Who wants to see Raúl Castro, at nearly 95 years old, wobbling alongside the also "matusalemic" José Ramón Machado Ventura, forcing four or five grimaces into a smile to assure that everything is fine on the march to nowhere?
Who wants to pretend that nothing is happening when Miguel Díaz-Canel, the newly appointed president, arrives in his Adidas sneakers and his asinine eloquence calls on us —his voice trembling— to continue resisting and signing and battling and overcoming for the Homeland (his homeland)?
What kind of encouragement will they use to call us to continue building socialism, or the revolution, or whatever the leadership's constructive plan may suggest, when there are no materials, no builders, and not even the slightest desire to build anything for the children of those who "mock" us?
"No draw attention," the suffering mothers tell us. "Don't let them hear you," they plead, for they know that the regime spares no police dogs or "sanatoriums" like Villa Marista to "cure" any ideological "deviation" from the straight line they have laid out for us.

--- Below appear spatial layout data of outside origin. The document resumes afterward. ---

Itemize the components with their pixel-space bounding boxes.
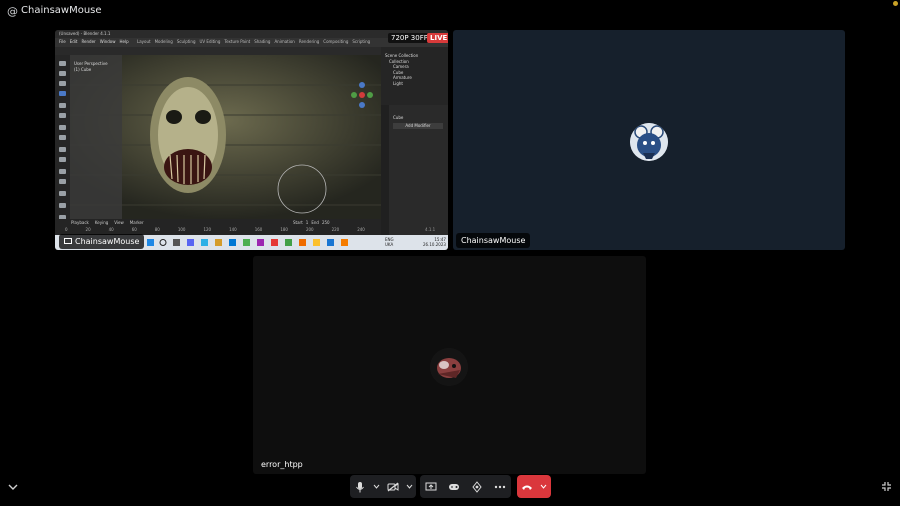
tool-icons — [59, 61, 66, 230]
avatar — [630, 123, 668, 161]
screen-share-icon — [425, 482, 437, 490]
frame-start-label: Start — [293, 220, 303, 225]
workspace-tab-3[interactable]: UV Editing — [200, 39, 221, 45]
more-icon — [494, 485, 505, 488]
participant-tile-chainsawmouse[interactable]: ChainsawMouse — [453, 30, 845, 250]
blender-menu-item-0[interactable]: File — [59, 39, 66, 45]
camera-off-icon — [387, 482, 399, 491]
screen-share-button[interactable] — [423, 479, 439, 495]
workspace-tab-5[interactable]: Shading — [254, 39, 270, 45]
mic-options-button[interactable] — [373, 479, 381, 495]
notification-dot — [893, 1, 898, 6]
blender-timeline[interactable]: Playback Keying View Marker Start 1 End 250… — [55, 219, 381, 235]
chevron-down-icon[interactable] — [8, 483, 18, 491]
chevron-down-icon — [406, 484, 413, 489]
hang-up-icon — [521, 485, 532, 490]
workspace-tab-7[interactable]: Rendering — [299, 39, 319, 45]
blender-viewport[interactable]: User Perspective (1) Cube — [70, 55, 381, 219]
outliner-item-0[interactable]: Scene Collection — [385, 53, 418, 59]
outliner-item-5[interactable]: Light — [385, 81, 418, 87]
workspace-tab-4[interactable]: Texture Paint — [224, 39, 250, 45]
activities-button[interactable] — [446, 479, 462, 495]
timeline-tick-label-12: 240 — [357, 227, 365, 232]
gamepad-icon — [449, 483, 460, 490]
workspace-tab-9[interactable]: Scripting — [352, 39, 370, 45]
frame-start-value[interactable]: 1 — [306, 220, 309, 225]
workspace-tab-0[interactable]: Layout — [137, 39, 151, 45]
blender-menu-item-2[interactable]: Render — [81, 39, 95, 45]
timeline-tick-label-0: 0 — [65, 227, 68, 232]
live-badge: LIVE — [427, 33, 448, 43]
workspace-tab-1[interactable]: Modeling — [155, 39, 173, 45]
screen-share-indicator-icon — [64, 238, 72, 244]
participant-tile-error-htpp[interactable]: error_htpp — [253, 256, 646, 474]
timeline-tick-label-1: 20 — [85, 227, 91, 232]
timeline-tick-label-8: 160 — [254, 227, 263, 232]
blender-menu-item-1[interactable]: Edit — [70, 39, 78, 45]
timeline-tick-label-5: 100 — [177, 227, 186, 232]
blender-viewport-header — [55, 47, 381, 55]
timeline-tick-label-4: 80 — [154, 227, 160, 232]
channel-title: ChainsawMouse — [21, 5, 102, 16]
blender-outliner[interactable]: Scene Collection Collection Camera Cube Arma… — [381, 47, 448, 105]
blender-menu-item-3[interactable]: Window — [100, 39, 116, 45]
creature-avatar-icon — [430, 348, 468, 386]
voice-video-controls — [350, 475, 416, 498]
timeline-tick-label-3: 60 — [131, 227, 137, 232]
workspace-tab-8[interactable]: Compositing — [323, 39, 348, 45]
mic-icon — [356, 481, 365, 492]
timeline-tick-label-9: 180 — [280, 227, 288, 232]
camera-toggle-button[interactable] — [385, 479, 401, 495]
more-options-button[interactable] — [492, 479, 508, 495]
frame-end-value[interactable]: 250 — [322, 220, 330, 225]
timeline-menu-item-0[interactable]: Playback — [71, 220, 89, 225]
timeline-tick-label-10: 200 — [305, 227, 314, 232]
taskbar-date: 26.10.2023 — [423, 242, 446, 247]
timeline-tick-label-11: 220 — [331, 227, 340, 232]
participant-name-tag: error_htpp — [261, 460, 303, 469]
frame-end-label: End — [311, 220, 319, 225]
timeline-tick-label-6: 120 — [203, 227, 212, 232]
chevron-down-icon — [373, 484, 380, 489]
participant-name-tag: ChainsawMouse — [456, 233, 531, 248]
avatar — [430, 348, 468, 386]
add-modifier-button[interactable]: Add Modifier — [393, 123, 443, 129]
viewport-info-1: User Perspective — [74, 61, 108, 66]
timeline-menu-item-3[interactable]: Marker — [130, 220, 144, 225]
call-actions-bar — [420, 475, 511, 498]
streamer-name: ChainsawMouse — [75, 237, 140, 246]
timeline-menu-item-1[interactable]: Keying — [95, 220, 108, 225]
blender-toolbar — [55, 55, 70, 233]
taskbar-lang-2: UKA — [385, 242, 394, 247]
soundboard-button[interactable] — [469, 479, 485, 495]
stream-name-tag: ChainsawMouse — [59, 234, 145, 249]
at-icon: @ — [7, 5, 18, 18]
props-object-name: Cube — [393, 115, 404, 120]
camera-options-button[interactable] — [406, 479, 414, 495]
taskbar-app-icons — [147, 239, 348, 246]
blender-version: 4.1.1 — [425, 227, 436, 232]
timeline-tick-label-7: 140 — [229, 227, 237, 232]
blender-window-title: (Unsaved) - Blender 4.1.1 — [59, 31, 111, 36]
timeline-menu-item-2[interactable]: View — [114, 220, 124, 225]
workspace-tab-2[interactable]: Sculpting — [177, 39, 196, 45]
blender-menu-item-4[interactable]: Help — [119, 39, 128, 45]
mic-button[interactable] — [352, 479, 368, 495]
mask-render: User Perspective (1) Cube — [70, 55, 381, 219]
soundboard-icon — [472, 480, 482, 493]
viewport-info-2: (1) Cube — [74, 67, 92, 72]
title-bar: @ ChainsawMouse — [0, 0, 900, 24]
mouse-avatar-icon — [630, 123, 668, 161]
exit-fullscreen-icon[interactable] — [881, 481, 892, 492]
workspace-tab-6[interactable]: Animation — [274, 39, 294, 45]
chevron-down-icon[interactable] — [540, 484, 547, 489]
stream-tile[interactable]: (Unsaved) - Blender 4.1.1 File Edit Render… — [55, 30, 448, 250]
timeline-tick-label-2: 40 — [108, 227, 114, 232]
disconnect-button[interactable] — [517, 475, 551, 498]
blender-properties[interactable]: Cube Add Modifier 4.1.1 — [381, 105, 448, 235]
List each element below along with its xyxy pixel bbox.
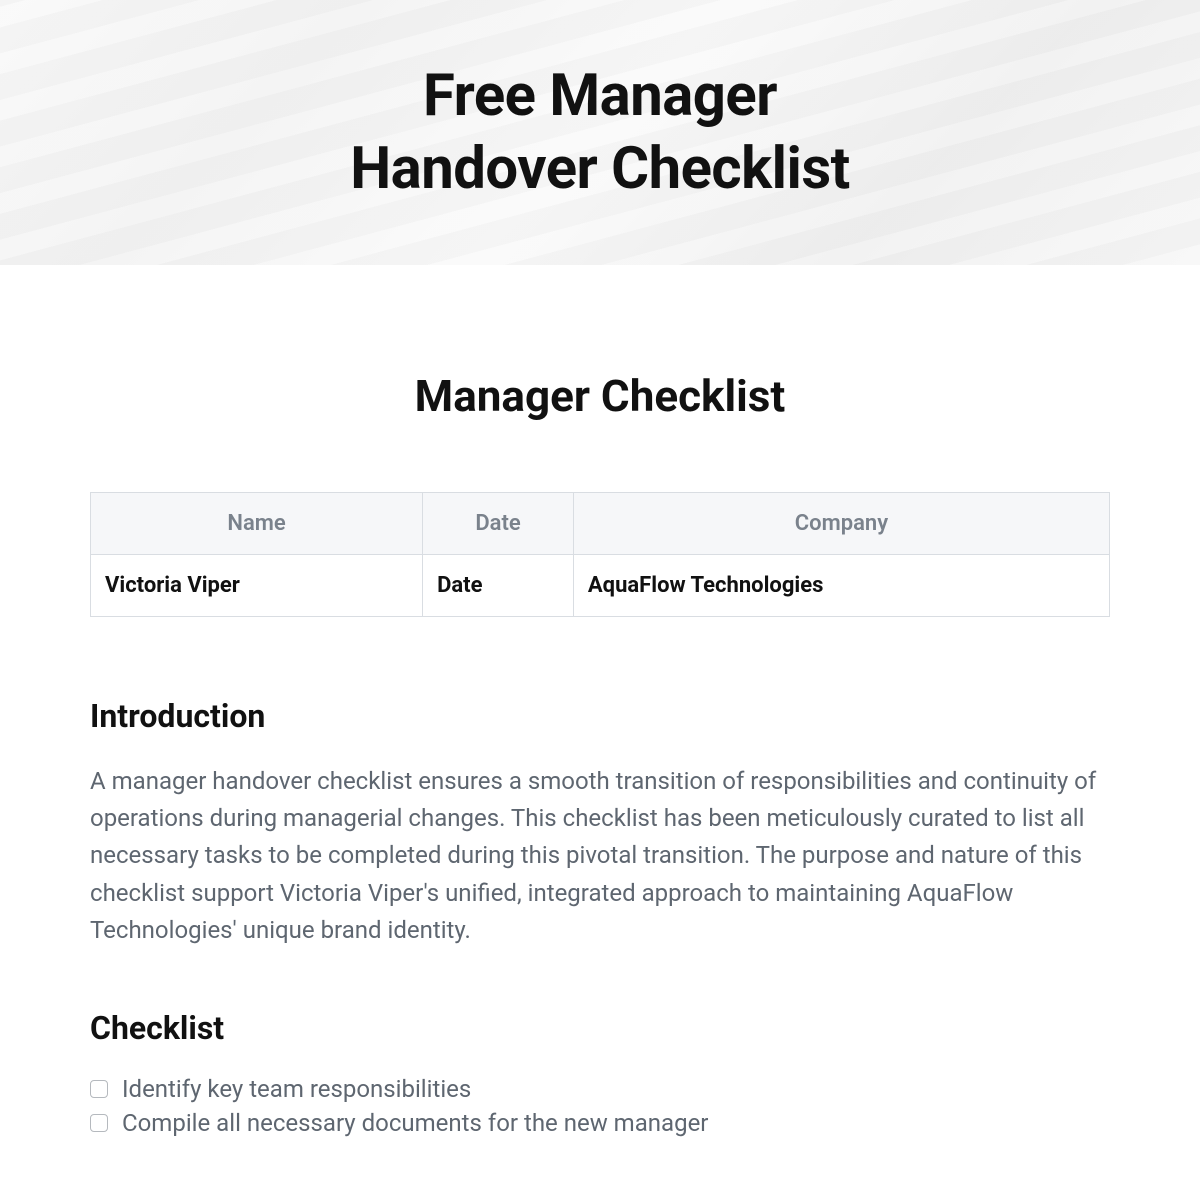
hero-title: Free Manager Handover Checklist — [350, 60, 850, 205]
document-content: Manager Checklist Name Date Company Vict… — [0, 370, 1200, 1137]
checkbox-icon[interactable] — [90, 1080, 108, 1098]
info-cell-company: AquaFlow Technologies — [573, 555, 1109, 617]
introduction-body: A manager handover checklist ensures a s… — [90, 763, 1110, 949]
checklist-heading: Checklist — [90, 1009, 1110, 1047]
checklist-item-label: Compile all necessary documents for the … — [122, 1109, 708, 1137]
checklist-item: Identify key team responsibilities — [90, 1075, 1110, 1103]
hero-title-line1: Free Manager — [423, 62, 777, 130]
hero-banner: Free Manager Handover Checklist — [0, 0, 1200, 265]
info-cell-name: Victoria Viper — [91, 555, 423, 617]
introduction-heading: Introduction — [90, 697, 1110, 735]
info-table-row: Victoria Viper Date AquaFlow Technologie… — [91, 555, 1110, 617]
checkbox-icon[interactable] — [90, 1114, 108, 1132]
checklist-list: Identify key team responsibilities Compi… — [90, 1075, 1110, 1137]
info-header-company: Company — [573, 493, 1109, 555]
info-header-date: Date — [423, 493, 574, 555]
info-table: Name Date Company Victoria Viper Date Aq… — [90, 492, 1110, 617]
info-cell-date: Date — [423, 555, 574, 617]
document-title: Manager Checklist — [90, 370, 1110, 422]
checklist-item-label: Identify key team responsibilities — [122, 1075, 471, 1103]
info-table-header-row: Name Date Company — [91, 493, 1110, 555]
info-header-name: Name — [91, 493, 423, 555]
checklist-item: Compile all necessary documents for the … — [90, 1109, 1110, 1137]
hero-title-line2: Handover Checklist — [350, 135, 850, 203]
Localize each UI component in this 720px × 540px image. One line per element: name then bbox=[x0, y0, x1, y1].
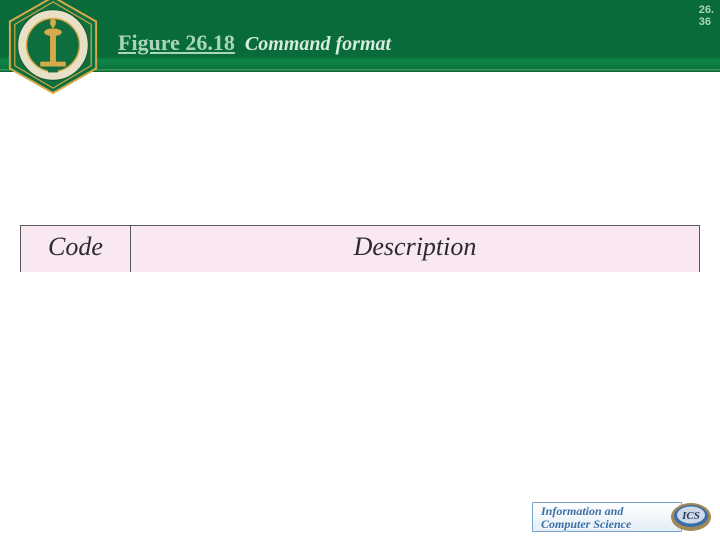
col-header-description: Description bbox=[131, 226, 700, 273]
slide-header: 26. 36 Figure 26.18 Command format bbox=[0, 0, 720, 72]
svg-text:ICS: ICS bbox=[681, 510, 700, 522]
department-logo: Information and Computer Science ICS bbox=[532, 500, 712, 534]
dept-line1: Information and bbox=[541, 505, 681, 517]
department-name-box: Information and Computer Science bbox=[532, 502, 682, 532]
page-number-bottom: 36 bbox=[699, 16, 711, 28]
figure-title-area: Figure 26.18 Command format bbox=[118, 30, 391, 56]
slide-content: Code Description bbox=[20, 225, 700, 272]
command-format-table: Code Description bbox=[20, 225, 700, 272]
page-number: 26. 36 bbox=[699, 4, 714, 28]
ics-badge-icon: ICS bbox=[670, 500, 712, 534]
header-divider bbox=[0, 69, 720, 72]
dept-line2: Computer Science bbox=[541, 518, 681, 530]
university-logo bbox=[4, 0, 102, 94]
col-header-code: Code bbox=[21, 226, 131, 273]
page-number-top: 26. bbox=[699, 4, 714, 16]
table-header-row: Code Description bbox=[21, 226, 700, 273]
figure-title: Command format bbox=[245, 33, 391, 56]
figure-number: Figure 26.18 bbox=[118, 30, 235, 56]
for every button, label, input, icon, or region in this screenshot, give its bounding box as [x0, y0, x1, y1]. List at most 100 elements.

But more and more people are branding themselves with the searing iron of protest. And the patrol that ended up flipped over in July 2021, and the pots that have not stopped sounding since then in small towns, streets, and balconies; and the furniture of the Party that burned on the streets of Morón last March, are multiplying in gestures that may seem minimal, but that are cooking up, in the depths of the nation, another natural and definitive march in which the workers will finally scream their true celebration.
So, Caneles and Raúles, Brunos and Lazos, generals and colonels who manipulate us, perhaps their enthusiasm for gracefully waving their little flags will come to an end.